75% of stomach cancer cases are associated with Helicobacter pylori, discovered in 1982 by Australian scientists Barry Marshall and Robin Warren. Later, for this discovery, the Nobel Prize was awarded, and the bacterium itself was recognized as a class I carcinogen, that is, very dangerous in relation to the development of cancer.

It is a spiral-shaped bacterium that lives in the lower part of the stomach that passes into the duodenum. The transmission occurs by contact and household, through hygiene items, dishes and airborne droplets. The presence of this infection can be indicated by characteristic gastric symptoms - pain, discomfort, heartburn. But sometimes there may be no symptoms at all. The defeat of the mucous membrane gradually from the moment of infection can lead to the development of stomach cancer.

What to do?

Fortunately, Helicobacter is fairly easy to detect and eliminate with a course of antibiotics. The most informative laboratory test, which in some cases avoids gastroscopy, is the urease breath test, which is based on the ability of Helicobacter pylori to produce the urease enzyme in order to survive in the aggressive acidic environment of the stomach. By the urease activity, one can judge the activity of the vital processes of a potentially oncogenic pathogen. Alternatively, feces can be tested to detect bacterial antigens.

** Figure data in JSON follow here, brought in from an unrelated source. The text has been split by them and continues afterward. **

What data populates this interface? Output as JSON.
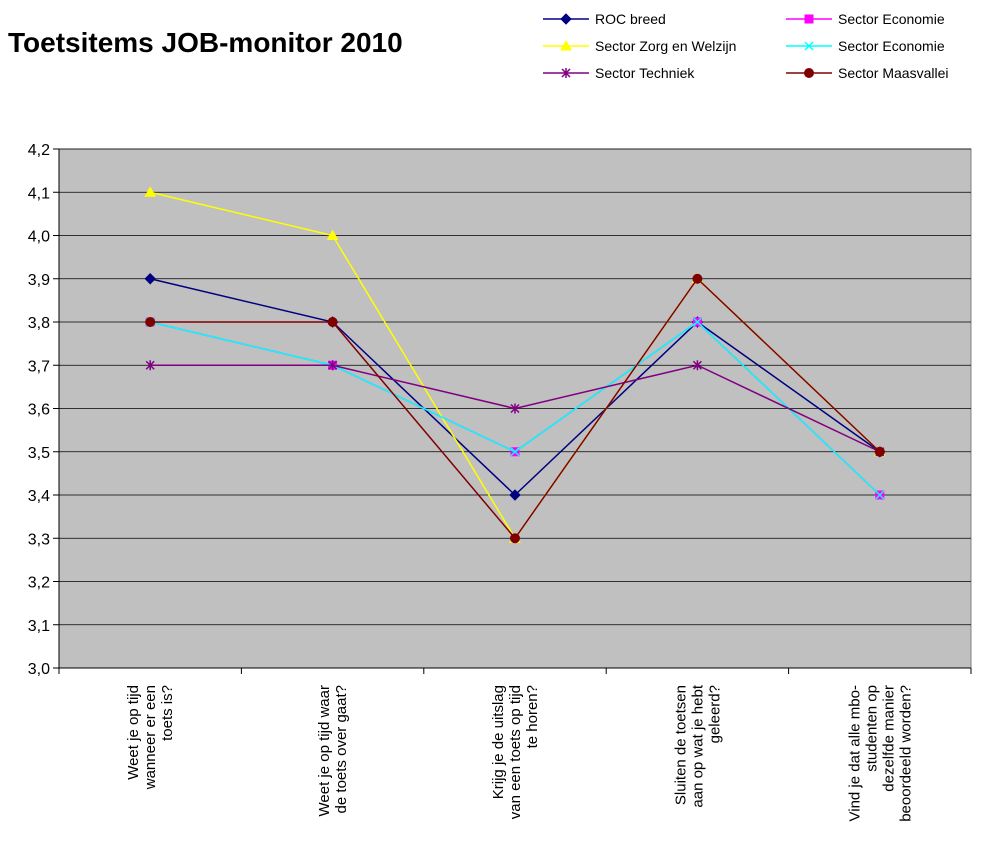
{
  "chart_data": {
    "type": "line",
    "title": "Toetsitems JOB-monitor 2010",
    "xlabel": "",
    "ylabel": "",
    "ylim": [
      3.0,
      4.2
    ],
    "ytick_step": 0.1,
    "ytick_labels": [
      "3,0",
      "3,1",
      "3,2",
      "3,3",
      "3,4",
      "3,5",
      "3,6",
      "3,7",
      "3,8",
      "3,9",
      "4,0",
      "4,1",
      "4,2"
    ],
    "grid": true,
    "legend_position": "top-right",
    "plot_background": "#c0c0c0",
    "categories": [
      [
        "Weet je op tijd",
        "wanneer er een",
        "toets is?"
      ],
      [
        "Weet je op tijd waar",
        "de toets over gaat?"
      ],
      [
        "Krijg je de uitslag",
        "van een toets op tijd",
        "te horen?"
      ],
      [
        "Sluiten de toetsen",
        "aan op wat je hebt",
        "geleerd?"
      ],
      [
        "Vind je dat alle mbo-",
        "studenten op",
        "dezelfde manier",
        "beoordeeld worden?"
      ]
    ],
    "series": [
      {
        "name": "ROC breed",
        "color": "#000080",
        "marker": "diamond",
        "values": [
          3.9,
          3.8,
          3.4,
          3.8,
          3.5
        ]
      },
      {
        "name": "Sector Economie",
        "color": "#ff00ff",
        "marker": "square",
        "values": [
          3.8,
          3.7,
          3.5,
          3.8,
          3.4
        ]
      },
      {
        "name": "Sector Zorg en Welzijn",
        "color": "#ffff00",
        "marker": "triangle",
        "values": [
          4.1,
          4.0,
          3.3,
          3.9,
          3.5
        ]
      },
      {
        "name": "Sector Economie",
        "color": "#00ffff",
        "marker": "x",
        "values": [
          3.8,
          3.7,
          3.5,
          3.8,
          3.4
        ]
      },
      {
        "name": "Sector Techniek",
        "color": "#800080",
        "marker": "star",
        "values": [
          3.7,
          3.7,
          3.6,
          3.7,
          3.5
        ]
      },
      {
        "name": "Sector Maasvallei",
        "color": "#800000",
        "marker": "circle",
        "values": [
          3.8,
          3.8,
          3.3,
          3.9,
          3.5
        ]
      }
    ]
  }
}
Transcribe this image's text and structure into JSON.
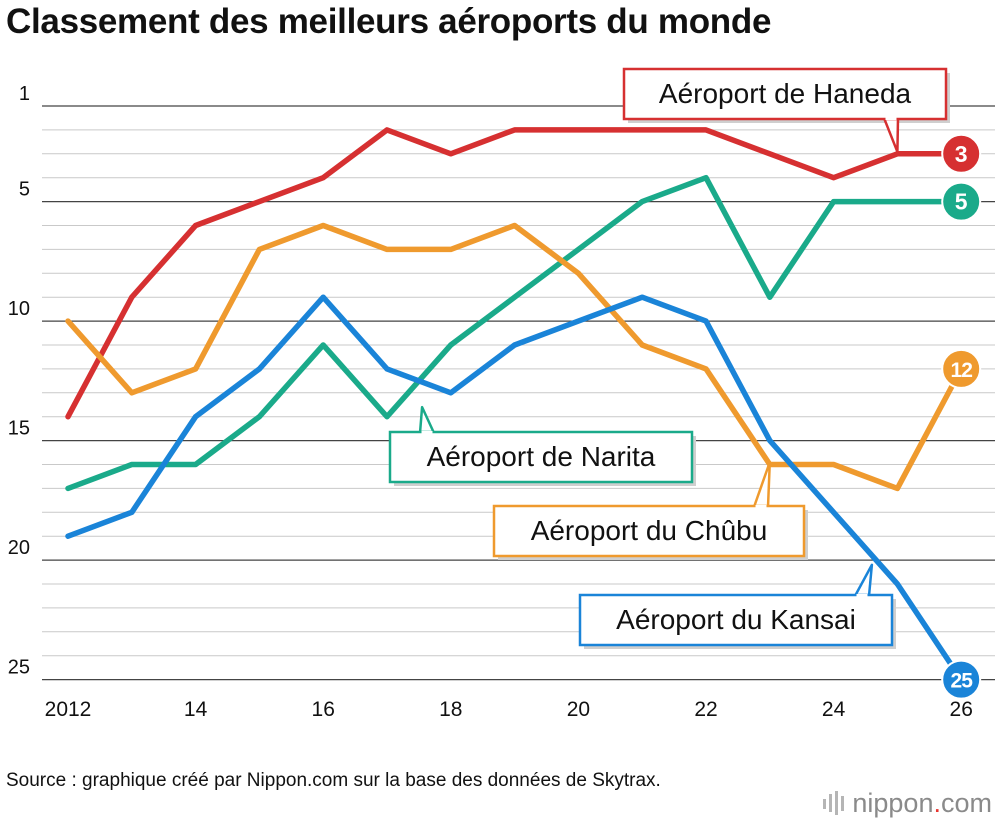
{
  "title": "Classement des meilleurs aéroports du monde",
  "source": "Source : graphique créé par Nippon.com sur la base des données de Skytrax.",
  "brand": {
    "main": "nippon",
    "dot": ".",
    "tld": "com"
  },
  "chart_data": {
    "type": "line",
    "x": [
      2012,
      2013,
      2014,
      2015,
      2016,
      2017,
      2018,
      2019,
      2020,
      2021,
      2022,
      2023,
      2024,
      2025,
      2026
    ],
    "x_tick_values": [
      2012,
      2014,
      2016,
      2018,
      2020,
      2022,
      2024,
      2026
    ],
    "x_tick_labels": [
      "2012",
      "14",
      "16",
      "18",
      "20",
      "22",
      "24",
      "26"
    ],
    "y_ticks": [
      1,
      5,
      10,
      15,
      20,
      25
    ],
    "ylim": [
      1,
      25
    ],
    "y_inverted": true,
    "grid": "horizontal, every rank",
    "series": [
      {
        "name": "Aéroport de Haneda",
        "color": "#d63031",
        "values": [
          14,
          9,
          6,
          5,
          4,
          2,
          3,
          2,
          2,
          2,
          2,
          3,
          4,
          3,
          3
        ],
        "end_label": "3"
      },
      {
        "name": "Aéroport de Narita",
        "color": "#1aaa8a",
        "values": [
          17,
          16,
          16,
          14,
          11,
          14,
          11,
          9,
          7,
          5,
          4,
          9,
          5,
          5,
          5
        ],
        "end_label": "5"
      },
      {
        "name": "Aéroport du Chûbu",
        "color": "#ef9a2e",
        "values": [
          10,
          13,
          12,
          7,
          6,
          7,
          7,
          6,
          8,
          11,
          12,
          16,
          16,
          17,
          12
        ],
        "end_label": "12"
      },
      {
        "name": "Aéroport du Kansai",
        "color": "#1a84d8",
        "values": [
          19,
          18,
          14,
          12,
          9,
          12,
          13,
          11,
          10,
          9,
          10,
          15,
          18,
          21,
          25
        ],
        "end_label": "25"
      }
    ]
  }
}
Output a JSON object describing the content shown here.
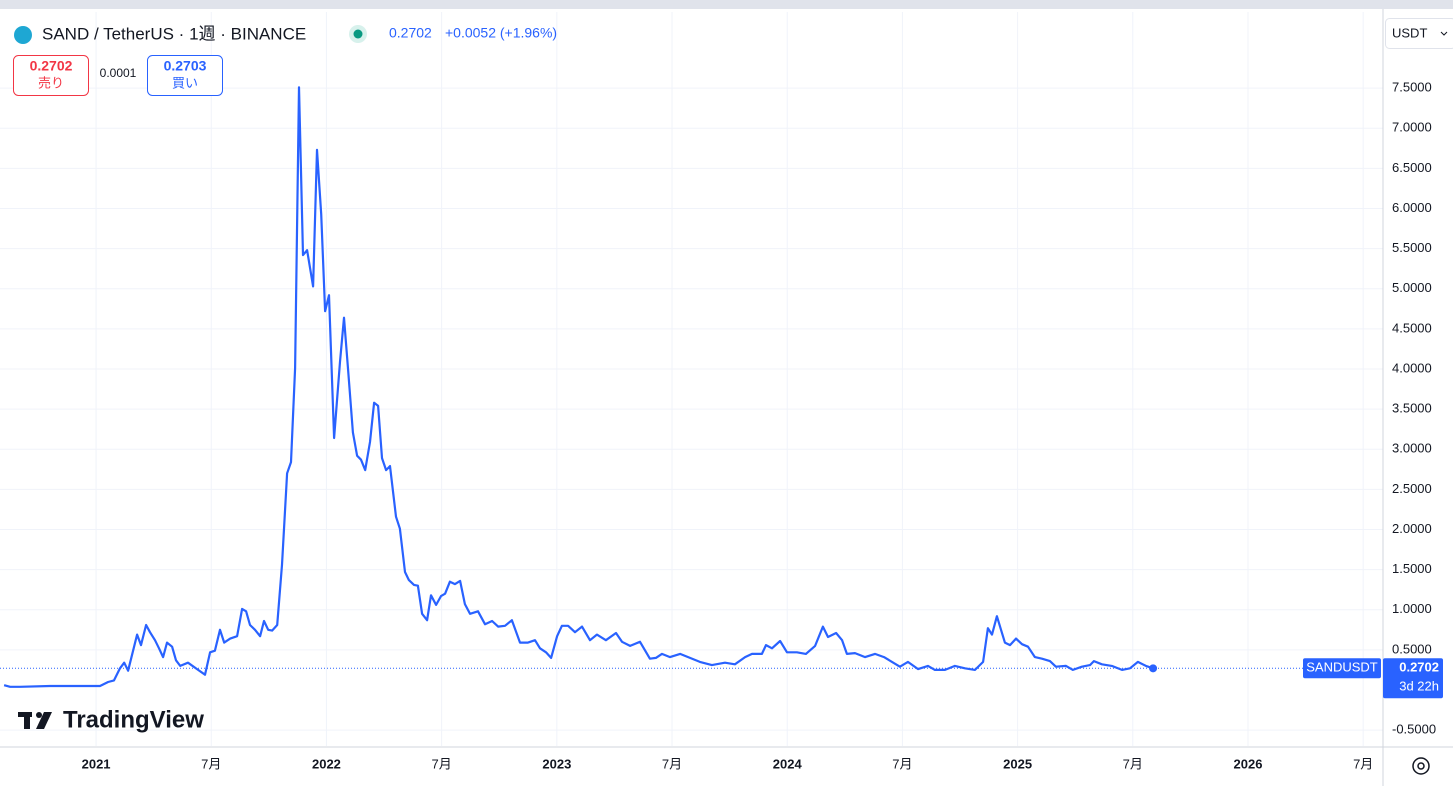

Mycobacterium tuberculosis

Why is it dangerous?

Mycobacterium tuberculosis (Koch's bacillus), long known to mankind, is an intracellular pathogen that is very resistant in the environment, transmitted by airborne droplets and causes tuberculosis. Tuberculosis is considered a socially dangerous disease and has long gone beyond the disadvantaged population. Although this bacterium is not directly related to cancer, there is evidence that among patients with tuberculosis, the risk of lung cancer increases 11 times.

What to do?

The disease develops only in 5-10% of those infected. A latent infection, in which there are no clinical symptoms, in an unfavorable situation can turn into an active form of tuberculosis. That is why children are regularly tested for mycobacterium. Today, in addition to intradermal tests, there is a high-precision laboratory method - the quantiferon test, which is capable of detecting both active and latent forms of infection. This is a blood test that determines the patient's level of specific interferon gamma (IFN-γ), which is produced when a human blood lymphocyte comes into contact with a bacterial antigen. Those uninfected or vaccinated with BCG will have a negative result.

Cat fluke

Why is it dangerous?

Helminthiasis, the causative agent of which in Russia is Opisthorchis felineus (feline fluke), can lead to liver cancer. These are parasitic flatworms that live in some types of fish (roach, roach, chebak, ide, dace, rudd, bream, crucian carp, tench). The source of infection is domestic and wild animals that feed on fish containing helminth larvae. And also a person who eats raw or insufficiently cooked fish. As a result, opisthorchiasis develops, often asymptomatic, in which the ducts of the liver, gallbladder and pancreas are damaged.

What to do?

The diagnosis of "opisthorchiasis" is made on the basis of clinical data and the results of laboratory blood tests, as well as analysis of feces for helminth eggs and protozoan cysts. To avoid infection, it is necessary to refuse meals from raw or slightly salted fish, especially in areas endemic for opisthorchiasis. And to observe elementary sanitary rules - do not use the cutting board on which raw fish was cut for other products.